The content of ROS and the expression of genes encoding ROS-scavenging enzymes in resistant and susceptible phenotypes at three points. (A) Difference in O2 content among resistant and susceptible phenotypes inoculating PWN and water. The results of multiple comparisons among resistant and susceptible phenotypes inoculated with PWN or water at the same time point are shown with lowercase letters. (B) Difference in H2O2 content among resistant and susceptible phenotypes inoculated with PWN and water. (C) Cluster analysis of DEGs encoding ROS-scavenging enzymes. The number following I and W represents the biological replicate. (D) Difference in expression of unigenes encoding catalase, superoxide dismutase, glutathione reductase and peroxidase between resistant and susceptible phenotypes after PWN inoculation. *0.01 < P < 0.05 and **P < 0.01. Error bars represent the SE.

From the transcriptome sequencing, a total of 33 DEGs related to ROS scavenging were identified in two phenotypes at three time points (Fig. 6C). Nine down-regulated DEGs encoding superoxide dismutase, glutathione reductase and L-ascorbate peroxidase were only found in the susceptible phenotype. Fifteen down-regulated DEGs encoding catalase or catalase isozyme were expressed in both phenotypes. The DEGs encoding peroxidase were down-regulated at 1 dpi and up-regulated at 15 and 30 dpi in the resistant phenotype, but no obvious trend was found in the susceptible phenotype. Among these DEGs, the expression levels of catalase (c77348.graph_c0), superoxide dismutase (c68079.graph_c0), glutathione reductase (c60353.graph_c0) and peroxidase (c65380.graph_c0) were involved in the biological process of defense response to nematode according to the annotation by the GO database (Fig. 6D), almost remaining higher in the resistant phenotype than in the susceptible phenotype at the three time points. These results suggested that the resistant phenotype was more competent to scavenge ROS, which was in good agreement with the physiological result.

Validation of RNA-seq expression data by qRT-PCR

To validate the reliability of the RNA-seq results, 43 unigenes from the DEGs described above were selected for qRT-PCR analysis (Supplementary Table S8). The expression of these unigenes was significantly different between the inoculated PWN and water trees for each phenotype or between the resistant and susceptible phenotype after PWN infection at 1, 15 or 30 dpi (Fig. 7A). The unigenes selected for qRT-PCR analysis were those involved in syncytium formation, terpenoid biosynthesis, pathogenesis-related genes, cell wall-related genes, heat shock protein and ROS responsive genes. The expression pattern of almost all unigenes indicated by qRT-PCR agreed well with RNA-seq except for one unigene (c68240.graph_c0). Simultaneously, a solid correlation was observed between the data for these unigenes from qRT-PCR and RNA-seq, with a correlation coefficient of 0.88 (Fig. 7B).

Figure 7
figure 7

qRT-PCR validation of differentially expressed genes. (A) qRT-PCR validation of unigenes associated with resistance to PWN. (B) Correlation of 43 unigene expression results obtained from qPCR and RNA-seq.
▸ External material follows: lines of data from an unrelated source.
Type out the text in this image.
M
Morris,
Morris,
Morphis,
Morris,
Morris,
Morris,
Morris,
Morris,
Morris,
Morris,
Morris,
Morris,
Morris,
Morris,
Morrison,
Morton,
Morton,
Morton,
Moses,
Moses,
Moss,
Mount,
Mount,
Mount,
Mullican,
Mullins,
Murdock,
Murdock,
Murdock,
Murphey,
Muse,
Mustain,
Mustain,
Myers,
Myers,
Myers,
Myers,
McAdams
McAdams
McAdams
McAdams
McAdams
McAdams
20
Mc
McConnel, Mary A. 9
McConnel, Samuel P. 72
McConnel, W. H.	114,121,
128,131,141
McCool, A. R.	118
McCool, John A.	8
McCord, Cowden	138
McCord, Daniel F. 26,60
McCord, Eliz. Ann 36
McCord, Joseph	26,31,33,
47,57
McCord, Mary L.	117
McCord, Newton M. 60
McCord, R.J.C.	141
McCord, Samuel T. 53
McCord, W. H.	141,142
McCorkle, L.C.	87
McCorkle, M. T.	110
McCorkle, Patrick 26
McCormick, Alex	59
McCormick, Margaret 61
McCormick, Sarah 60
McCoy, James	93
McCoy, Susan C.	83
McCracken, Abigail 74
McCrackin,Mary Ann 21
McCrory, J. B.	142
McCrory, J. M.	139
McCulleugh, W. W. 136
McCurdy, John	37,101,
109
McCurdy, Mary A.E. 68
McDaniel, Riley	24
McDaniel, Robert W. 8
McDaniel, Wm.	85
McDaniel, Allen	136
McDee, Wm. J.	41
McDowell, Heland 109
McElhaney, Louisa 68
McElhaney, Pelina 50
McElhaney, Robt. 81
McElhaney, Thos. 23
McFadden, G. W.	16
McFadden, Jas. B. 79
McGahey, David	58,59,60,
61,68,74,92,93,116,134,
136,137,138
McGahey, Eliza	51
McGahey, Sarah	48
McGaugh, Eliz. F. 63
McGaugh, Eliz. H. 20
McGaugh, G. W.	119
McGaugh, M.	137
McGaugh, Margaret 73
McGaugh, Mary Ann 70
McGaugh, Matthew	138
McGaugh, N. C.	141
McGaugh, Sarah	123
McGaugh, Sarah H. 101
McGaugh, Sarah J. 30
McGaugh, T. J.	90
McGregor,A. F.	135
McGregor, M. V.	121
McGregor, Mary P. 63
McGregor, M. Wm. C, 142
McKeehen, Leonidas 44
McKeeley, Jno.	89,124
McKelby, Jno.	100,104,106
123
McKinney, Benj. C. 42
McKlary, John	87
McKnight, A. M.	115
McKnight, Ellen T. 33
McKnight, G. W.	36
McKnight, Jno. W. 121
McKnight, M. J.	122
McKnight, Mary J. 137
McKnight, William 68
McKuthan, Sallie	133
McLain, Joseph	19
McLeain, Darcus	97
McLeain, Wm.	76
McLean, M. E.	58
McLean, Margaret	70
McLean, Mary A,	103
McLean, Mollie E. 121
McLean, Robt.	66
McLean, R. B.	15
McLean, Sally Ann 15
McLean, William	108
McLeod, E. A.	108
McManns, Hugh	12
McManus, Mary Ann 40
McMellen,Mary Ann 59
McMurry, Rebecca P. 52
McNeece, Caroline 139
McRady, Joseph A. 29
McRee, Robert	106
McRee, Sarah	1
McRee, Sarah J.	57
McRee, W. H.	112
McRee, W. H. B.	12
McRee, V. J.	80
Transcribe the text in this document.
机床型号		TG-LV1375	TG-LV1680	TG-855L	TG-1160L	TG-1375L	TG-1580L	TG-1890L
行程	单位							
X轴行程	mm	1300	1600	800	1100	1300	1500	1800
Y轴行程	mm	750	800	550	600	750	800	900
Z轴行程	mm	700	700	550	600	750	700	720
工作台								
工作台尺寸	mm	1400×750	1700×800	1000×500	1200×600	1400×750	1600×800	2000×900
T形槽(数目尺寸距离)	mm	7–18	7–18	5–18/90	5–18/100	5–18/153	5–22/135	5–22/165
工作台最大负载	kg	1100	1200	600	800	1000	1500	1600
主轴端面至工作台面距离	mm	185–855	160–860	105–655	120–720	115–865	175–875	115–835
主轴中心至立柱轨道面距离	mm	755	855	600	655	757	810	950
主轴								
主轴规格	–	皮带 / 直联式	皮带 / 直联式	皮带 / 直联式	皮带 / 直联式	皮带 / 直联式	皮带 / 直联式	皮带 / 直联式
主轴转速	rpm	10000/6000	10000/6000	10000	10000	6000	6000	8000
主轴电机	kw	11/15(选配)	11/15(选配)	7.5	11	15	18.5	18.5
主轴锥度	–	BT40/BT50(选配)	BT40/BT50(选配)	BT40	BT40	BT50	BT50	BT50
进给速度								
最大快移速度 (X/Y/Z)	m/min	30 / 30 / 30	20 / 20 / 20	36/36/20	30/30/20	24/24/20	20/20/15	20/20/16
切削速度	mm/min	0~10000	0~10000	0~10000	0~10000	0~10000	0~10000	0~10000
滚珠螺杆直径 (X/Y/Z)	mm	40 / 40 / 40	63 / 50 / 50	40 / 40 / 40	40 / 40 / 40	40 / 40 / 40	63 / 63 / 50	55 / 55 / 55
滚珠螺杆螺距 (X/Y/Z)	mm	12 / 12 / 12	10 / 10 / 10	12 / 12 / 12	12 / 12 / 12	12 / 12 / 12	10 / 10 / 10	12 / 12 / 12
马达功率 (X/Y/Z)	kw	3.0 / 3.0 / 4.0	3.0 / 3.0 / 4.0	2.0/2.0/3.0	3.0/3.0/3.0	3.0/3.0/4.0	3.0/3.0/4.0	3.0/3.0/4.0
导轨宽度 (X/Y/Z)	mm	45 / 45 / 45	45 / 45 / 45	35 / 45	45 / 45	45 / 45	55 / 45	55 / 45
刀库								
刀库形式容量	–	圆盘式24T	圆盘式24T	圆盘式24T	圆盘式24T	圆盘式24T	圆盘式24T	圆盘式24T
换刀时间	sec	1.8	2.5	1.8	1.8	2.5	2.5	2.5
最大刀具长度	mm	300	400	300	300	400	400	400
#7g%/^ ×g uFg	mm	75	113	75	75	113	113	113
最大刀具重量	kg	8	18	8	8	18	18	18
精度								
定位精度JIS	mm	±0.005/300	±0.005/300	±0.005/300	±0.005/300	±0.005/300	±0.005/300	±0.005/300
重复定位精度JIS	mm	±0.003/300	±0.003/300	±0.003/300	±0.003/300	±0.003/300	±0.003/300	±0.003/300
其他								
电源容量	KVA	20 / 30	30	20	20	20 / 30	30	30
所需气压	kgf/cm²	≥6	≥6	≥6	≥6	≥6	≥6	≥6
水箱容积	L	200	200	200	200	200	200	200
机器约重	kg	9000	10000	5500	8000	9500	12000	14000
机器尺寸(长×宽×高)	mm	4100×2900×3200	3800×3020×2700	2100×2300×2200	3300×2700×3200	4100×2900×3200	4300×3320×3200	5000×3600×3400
Relative expression levels of qRT-PCR calculated using Elongation factor 1-alpha as the internal control. The data are expressed as the mean (±SE) of three replicates. The expression data are presented as expression values of genes in the stigma sample relative to their expression. Error bars represent the SE.

Discussion

More DEGs were obtained between the resistant and susceptible masson pines using next-generation sequencing in our study than in Japanese black pines using suppression subtractive hybridization22. To identify high confidence DEGs in response to PWN, it is important to set appropriate controls for comparison in large-scale gene expression analysis. In this study, the control (inoculation with water) was set at each sampled time point in both resistant and susceptible masson pines, which enhanced the reliability of the obtained DEGs. In the resistant phenotype, the number of DEGs was always less than for the susceptible phenotype at each time point, which implied that the resistant masson pine is not easily interfered with by PWN compared with the susceptible masson pine. It has been shown that the resistance and susceptibility of plant species depend upon qualitative and quantitative differences in the activated genes in response to insects and pathogens27. According to the GO classification of DEGs, the difference in the significant GO terms in the resistant phenotype and susceptible phenotype indicated a qualitative difference in activated defense genes between the two phenotypes to PWN infection.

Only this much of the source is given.